Fortune Telling Collection - Free divination - Be a firm materialist.

Be a firm materialist.

Last day of 202 1

The weather in Xiangyun is surprisingly good. /kloc-at 0/3: 39, the sun finally climbed up my desk through the window. I turned on the computer and wanted to record it.

When I brushed my mobile phone this morning, big data gave me a composite fortune of shooter and Scorpio. I opened it and looked at the comments. I am a firm materialist. Don't believe it anymore. I can't help but think of a video I saw before. Constellations and tarot cards all need love. You spend your time paying attention to these things, and it is difficult to go to heaven if you want someone who doesn't love you to love you. I seem to be getting over it, but I will think of him when I dream back at midnight. How can anyone say that if you don't love, you don't love? As if those days were like a dream. I don't know what he went through when he gave up on me, and I don't want to know what he looked like in front of a third person. What I see is his disloyalty, timidity and cowardice in front of our relationship. I realized this problem more than once, but I thought he would change and we could. After all, I can't. What I think is just my personal opinion. I neglected that people can change, and people's desires are endless.
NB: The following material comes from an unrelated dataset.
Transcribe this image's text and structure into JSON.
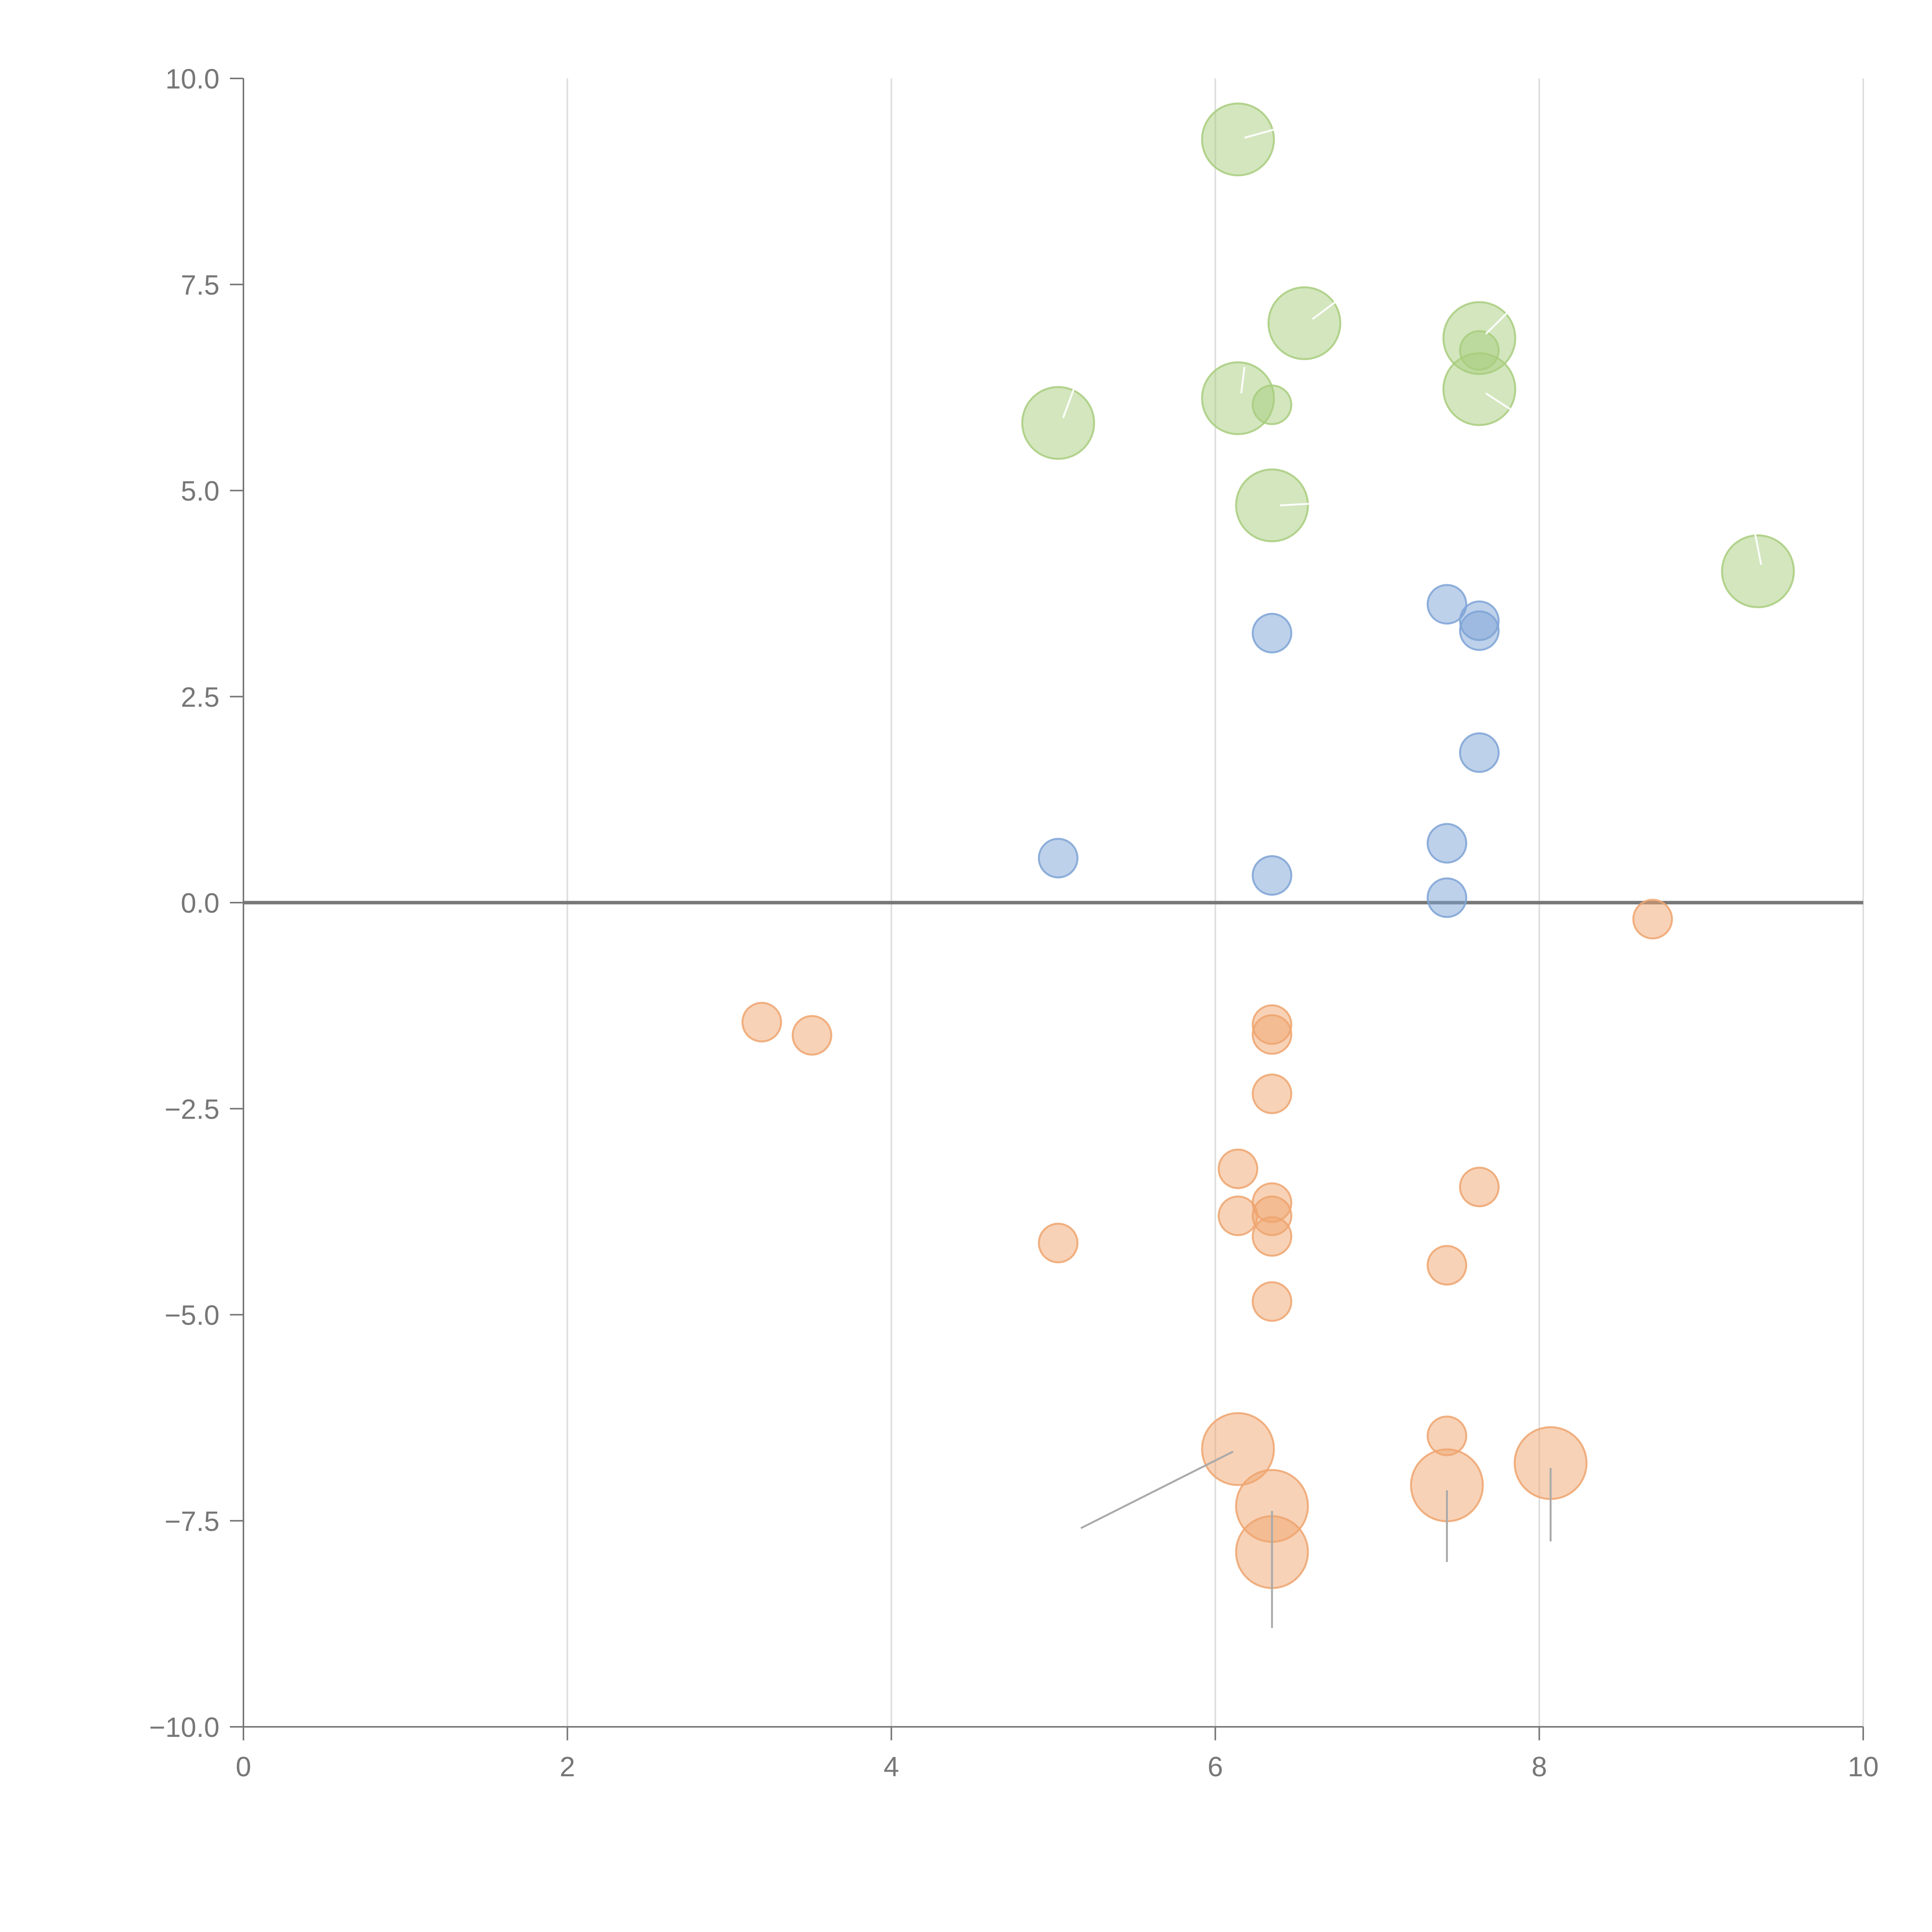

I have no regrets. I am braver and more honest than him. Just sad. In the past ten years, I once trusted him immensely. He made me wonder if I had ever been loved or taken seriously. All his actions seem to tell me that it is wrong to treat people sincerely and take a relationship seriously, as if there are only pros and cons to weigh in a relationship.

A long time ago, I read a saying that the human heart and the sun can't look directly at each other.

In fact, sometimes, I will be like an ostrich. When you encounter a problem, you want to escape and hide, thinking that the problem will be solved. Just put the problem there, will someone really solve it? Maybe I have long realized that he doesn't love me, but I think it's a pity to give up. Maybe the difference between him and me lies in the different ways of treating feelings and different views. Maybe it's the so-called no two-way trip.